New York Plays Itself
Appropriate Behaviour,
written, directed by and starring Desiree Akhavan, is the latest film about creative,
independent-minded twenty-something women trying to scratch out a living in New
York, usually while negotiating complicated relationships with their families,
friends and paramours. These films often feature graphic depictions of female sexuality,
but by and large the characters’ lives do not revolve around male appreciation;
the nuances of female friendships are at least as important. In different ways,
Frances Ha, Tiny Furniture and Obvious
Child meet this description, but it is undoubtedly Girls which has defined the trend.[1]

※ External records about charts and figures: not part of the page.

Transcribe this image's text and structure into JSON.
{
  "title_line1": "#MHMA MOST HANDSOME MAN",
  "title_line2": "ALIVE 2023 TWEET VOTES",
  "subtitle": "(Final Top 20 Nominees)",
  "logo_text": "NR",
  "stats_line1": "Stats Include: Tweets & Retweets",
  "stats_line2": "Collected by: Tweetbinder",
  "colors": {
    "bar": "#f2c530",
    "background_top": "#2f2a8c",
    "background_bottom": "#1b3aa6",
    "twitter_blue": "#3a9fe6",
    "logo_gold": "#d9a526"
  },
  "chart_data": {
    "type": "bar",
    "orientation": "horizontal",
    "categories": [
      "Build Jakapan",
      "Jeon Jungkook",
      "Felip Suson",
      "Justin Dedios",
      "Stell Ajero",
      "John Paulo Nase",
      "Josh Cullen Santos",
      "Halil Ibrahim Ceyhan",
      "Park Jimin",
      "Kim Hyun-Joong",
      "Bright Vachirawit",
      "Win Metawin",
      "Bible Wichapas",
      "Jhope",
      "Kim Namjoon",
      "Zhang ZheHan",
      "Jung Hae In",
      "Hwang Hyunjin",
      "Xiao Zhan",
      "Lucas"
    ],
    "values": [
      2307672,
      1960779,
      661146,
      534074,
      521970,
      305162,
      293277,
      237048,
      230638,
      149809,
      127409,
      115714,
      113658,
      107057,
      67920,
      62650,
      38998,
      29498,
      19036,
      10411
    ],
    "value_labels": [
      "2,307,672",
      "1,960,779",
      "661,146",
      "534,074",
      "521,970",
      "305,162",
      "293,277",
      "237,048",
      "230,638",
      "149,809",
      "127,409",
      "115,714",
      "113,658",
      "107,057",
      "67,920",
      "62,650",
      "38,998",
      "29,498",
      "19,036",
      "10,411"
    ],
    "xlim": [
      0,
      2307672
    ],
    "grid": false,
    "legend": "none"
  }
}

The emergence of this micro-genre is itself a good thing,
throwing into sharp relief just how few coming-of-age films about young women
there were until quite recently. (While the films mentioned are comic and are
about romance, they are very different from standard romantic comedies, and
light years removed from the likes of Sex
and the City, to which Girls was
bizarrely compared when it first appeared). In thematic terms they form a
female response to a previous battalion of awkward young men hesitantly
exploring themselves and their romantic lives (Youth in Revolt, Garden State,
(500 Days of) Summer, Adventureland). In terms of tone, they
are generally different: less sentimental, more sexually frank, and much more
New York. A better reference point might be such films as The Squid and the Whale, Tadpole,
Rodger Dodger or Igby Goes Down, each
of which features a much younger male protagonist, but each of which is set in,
and is very much a product of, the Big Apple.
It’s interesting to consider why Appropriate Behaviour and its sister films share this setting. New
York features as a heightened version of a much broader phenomenon: a place
where young people from middle-class or even privileged backgrounds look for
alternative careers to suburbia or finance, living in insecure and low-income
conditions without being what would be traditionally termed poor. Very similar
stories could be set in many other cities, but New York helpfully combines
cutting-edge trendiness (or at any rate what is perceived as such) with a long
tradition of attracting precisely these kinds of people. If this story was set
elsewhere, many of the characters would probably be longing to move to
Brooklyn.
Appropriate Behaviour
belongs if anything too comfortably in this sorority; it cleaves so closely to
the tropes laid down by Girls that
‘imagine if Hannah Horvath was an Iranian-American lesbian photographer’ isn’t
too bad as a capsule summary.[2]
Its other main limitation is its episodic nature and lack of a strong
narrative. This isn’t necessarily a problem – some of the episodes,
particularly a threesome and a scene in a lingerie shop with an empowering sales
assistant, are very funny, showing a flair for short-form comedy which illustrates
Akhavan’s background writing an internet sitcom. But while Appropriate Behaviour never loses one’s
interest, it doesn’t coalesce into something more than a series of vignettes,
vignettes moreover of a world which already feels over-familiar. These
limitations together suggest a filmmaker who has mastered detail but who needs
to find something more distinctive to say (and perhaps a different medium –
maybe a sitcom?) Perhaps the best response to New York Desiree Akhavan could
have would be to leave it, at least thematically.
[1] These
films are also for the most part written and directed by women (Noah Baumbach
directed Frances Ha, which he
co-wrote with Greta Gerwig).
[2]
It’s amusing to read that Appropriate
Behaviour is an alternative to ‘disgruntled New York hipster comedies’, when that is what it so blatantly, and for the most part successfully,
is. Akhavan is well aware of this, and of comparisons with Dunham. Such are the wages of making critically-acclaimed films about young urban bohemians in twenty-first century America.